Remix.run Logo
estearum 3 hours ago

> Did not you notice that this person has not been charged with voting with other people ballots (even though she was able and most likely did that) and only with paying to register? Such a charge would be very hard to stick.

Huh? There is literally no evidence or even allegation of that. The person was paid to collect petition signatures, so she fraudulently obtained petition signatures. Which obviously are way less closely tracked than actual votes.

> So what? If it was illegal to register multiple voters at the same address then it could have been detected at the registration time.

Well it's not illegal to register multiple voters at the same address, obviously. It's illegal to vote under someone else's name. A bunch of votes coming in from a single residence would be flagged.

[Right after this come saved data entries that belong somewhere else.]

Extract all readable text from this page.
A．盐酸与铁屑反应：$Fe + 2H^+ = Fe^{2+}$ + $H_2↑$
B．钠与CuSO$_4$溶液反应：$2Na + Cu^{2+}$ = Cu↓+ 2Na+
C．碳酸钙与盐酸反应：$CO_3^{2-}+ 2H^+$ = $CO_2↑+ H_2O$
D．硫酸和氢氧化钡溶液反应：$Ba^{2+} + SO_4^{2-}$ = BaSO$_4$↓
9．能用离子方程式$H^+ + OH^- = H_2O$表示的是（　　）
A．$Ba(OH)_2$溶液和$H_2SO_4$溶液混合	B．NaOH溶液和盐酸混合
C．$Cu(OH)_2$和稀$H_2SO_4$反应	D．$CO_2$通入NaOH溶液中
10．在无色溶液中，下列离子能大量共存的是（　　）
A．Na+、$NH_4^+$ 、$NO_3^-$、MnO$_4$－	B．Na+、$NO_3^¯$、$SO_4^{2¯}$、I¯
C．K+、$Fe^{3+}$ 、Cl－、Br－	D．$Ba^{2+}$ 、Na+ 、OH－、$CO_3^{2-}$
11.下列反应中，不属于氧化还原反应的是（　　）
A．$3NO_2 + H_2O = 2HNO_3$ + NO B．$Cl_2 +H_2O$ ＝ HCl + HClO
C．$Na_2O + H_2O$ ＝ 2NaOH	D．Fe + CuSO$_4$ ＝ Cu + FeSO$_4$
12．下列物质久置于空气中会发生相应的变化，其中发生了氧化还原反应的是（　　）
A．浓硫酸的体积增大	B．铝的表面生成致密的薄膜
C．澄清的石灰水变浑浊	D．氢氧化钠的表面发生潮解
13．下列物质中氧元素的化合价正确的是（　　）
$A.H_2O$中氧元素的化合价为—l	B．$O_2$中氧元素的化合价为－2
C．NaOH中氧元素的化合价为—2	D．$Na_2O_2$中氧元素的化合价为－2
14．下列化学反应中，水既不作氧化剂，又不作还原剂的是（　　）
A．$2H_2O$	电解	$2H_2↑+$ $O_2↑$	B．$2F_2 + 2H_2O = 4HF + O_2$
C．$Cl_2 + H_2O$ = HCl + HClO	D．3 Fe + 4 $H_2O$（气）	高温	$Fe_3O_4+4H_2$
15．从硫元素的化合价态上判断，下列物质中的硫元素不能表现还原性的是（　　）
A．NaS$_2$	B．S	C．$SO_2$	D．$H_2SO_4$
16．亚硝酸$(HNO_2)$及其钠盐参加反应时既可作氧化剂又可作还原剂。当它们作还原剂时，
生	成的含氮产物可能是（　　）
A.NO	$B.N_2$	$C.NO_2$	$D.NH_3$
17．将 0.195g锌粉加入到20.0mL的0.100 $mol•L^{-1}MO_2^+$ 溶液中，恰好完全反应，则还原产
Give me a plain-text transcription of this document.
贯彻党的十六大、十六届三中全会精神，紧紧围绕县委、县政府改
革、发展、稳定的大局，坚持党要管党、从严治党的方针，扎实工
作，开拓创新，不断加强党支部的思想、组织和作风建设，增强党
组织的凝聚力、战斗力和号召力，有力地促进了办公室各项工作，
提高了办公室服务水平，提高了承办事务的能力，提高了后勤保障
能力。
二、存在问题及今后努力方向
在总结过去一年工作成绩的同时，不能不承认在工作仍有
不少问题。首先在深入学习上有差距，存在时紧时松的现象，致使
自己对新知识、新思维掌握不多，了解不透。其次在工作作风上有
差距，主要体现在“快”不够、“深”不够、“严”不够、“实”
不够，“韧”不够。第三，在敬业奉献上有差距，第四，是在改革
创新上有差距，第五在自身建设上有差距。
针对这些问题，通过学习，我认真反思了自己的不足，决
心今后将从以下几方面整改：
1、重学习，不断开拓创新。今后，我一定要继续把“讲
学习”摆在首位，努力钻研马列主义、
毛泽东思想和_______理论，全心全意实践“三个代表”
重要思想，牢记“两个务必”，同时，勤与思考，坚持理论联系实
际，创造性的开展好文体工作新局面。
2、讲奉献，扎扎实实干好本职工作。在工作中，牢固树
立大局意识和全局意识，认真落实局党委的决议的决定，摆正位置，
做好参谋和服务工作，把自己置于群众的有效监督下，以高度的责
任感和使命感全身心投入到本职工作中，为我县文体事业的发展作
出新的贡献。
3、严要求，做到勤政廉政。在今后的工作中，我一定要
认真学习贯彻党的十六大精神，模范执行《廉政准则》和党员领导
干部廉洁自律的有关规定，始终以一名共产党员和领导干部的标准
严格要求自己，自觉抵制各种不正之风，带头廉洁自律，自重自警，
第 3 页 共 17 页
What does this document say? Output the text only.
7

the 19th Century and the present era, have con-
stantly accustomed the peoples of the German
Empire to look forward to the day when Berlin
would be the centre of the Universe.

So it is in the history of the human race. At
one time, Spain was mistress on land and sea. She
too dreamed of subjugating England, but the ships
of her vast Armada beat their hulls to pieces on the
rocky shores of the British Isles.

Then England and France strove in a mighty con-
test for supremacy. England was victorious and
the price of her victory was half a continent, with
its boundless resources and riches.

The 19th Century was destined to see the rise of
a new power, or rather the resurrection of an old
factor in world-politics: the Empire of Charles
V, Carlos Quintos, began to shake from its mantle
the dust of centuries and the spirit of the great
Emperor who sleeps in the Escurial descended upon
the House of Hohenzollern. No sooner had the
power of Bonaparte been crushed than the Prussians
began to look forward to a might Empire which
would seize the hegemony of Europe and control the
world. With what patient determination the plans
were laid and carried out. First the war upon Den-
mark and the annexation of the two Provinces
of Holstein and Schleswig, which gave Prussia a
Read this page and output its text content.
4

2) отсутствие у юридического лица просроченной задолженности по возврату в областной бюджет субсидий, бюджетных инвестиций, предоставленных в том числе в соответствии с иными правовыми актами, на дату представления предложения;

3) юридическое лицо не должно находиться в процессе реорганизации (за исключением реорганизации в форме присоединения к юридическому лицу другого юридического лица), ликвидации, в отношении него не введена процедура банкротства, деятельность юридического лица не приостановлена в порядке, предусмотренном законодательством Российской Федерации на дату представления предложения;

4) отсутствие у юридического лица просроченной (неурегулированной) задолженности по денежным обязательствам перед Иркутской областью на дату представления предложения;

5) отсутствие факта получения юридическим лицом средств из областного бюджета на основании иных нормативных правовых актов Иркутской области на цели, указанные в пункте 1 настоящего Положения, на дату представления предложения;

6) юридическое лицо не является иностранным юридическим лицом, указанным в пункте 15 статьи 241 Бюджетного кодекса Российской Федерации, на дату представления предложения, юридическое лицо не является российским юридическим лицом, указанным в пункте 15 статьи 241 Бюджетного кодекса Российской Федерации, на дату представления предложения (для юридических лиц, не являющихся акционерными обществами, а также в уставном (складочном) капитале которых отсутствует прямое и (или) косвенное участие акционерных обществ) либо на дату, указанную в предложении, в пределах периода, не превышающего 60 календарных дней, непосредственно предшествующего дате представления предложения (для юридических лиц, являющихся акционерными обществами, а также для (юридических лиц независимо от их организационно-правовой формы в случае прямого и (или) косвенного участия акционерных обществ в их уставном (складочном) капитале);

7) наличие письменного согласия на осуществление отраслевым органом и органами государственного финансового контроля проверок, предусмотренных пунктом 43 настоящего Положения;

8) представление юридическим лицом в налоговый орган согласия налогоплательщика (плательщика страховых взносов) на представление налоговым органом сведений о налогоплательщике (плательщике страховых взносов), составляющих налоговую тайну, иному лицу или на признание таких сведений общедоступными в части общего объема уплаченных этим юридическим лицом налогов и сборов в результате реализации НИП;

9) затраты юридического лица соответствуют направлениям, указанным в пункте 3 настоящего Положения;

Should voter registrations from a single address get flagged? Sure! And they probably do! But as you say, that's not a crime. Voting fraudulently is, which is not even alleged here.

pandaman 3 hours ago | parent [-]

Not sure what you are doing now. You asked for a scheme, you got it and now are appearing to be saying that such a scheme would not work because people would get busted even though you admit yourself there would not be any evidence.

estearum 2 hours ago | parent [-]

Here was my request:

> Can you describe the specific chain of events required to create a fraudulent vote that is "impossible" to detect?

You literally just described a scheme that is possible to detect in any meaningful amount. 10, 100, or 1000 ballots coming from a single address is, obviously, trivially detectable.

pandaman 2 hours ago | parent [-]

I see. It's possible to detect the scheme per se even though the detection would not lead to charges (ballots from the people registered at the same address are completely legal) and thus would not be conducted. The point your correspondent has initially made: it's impossible to detect illegal voting in such a scheme.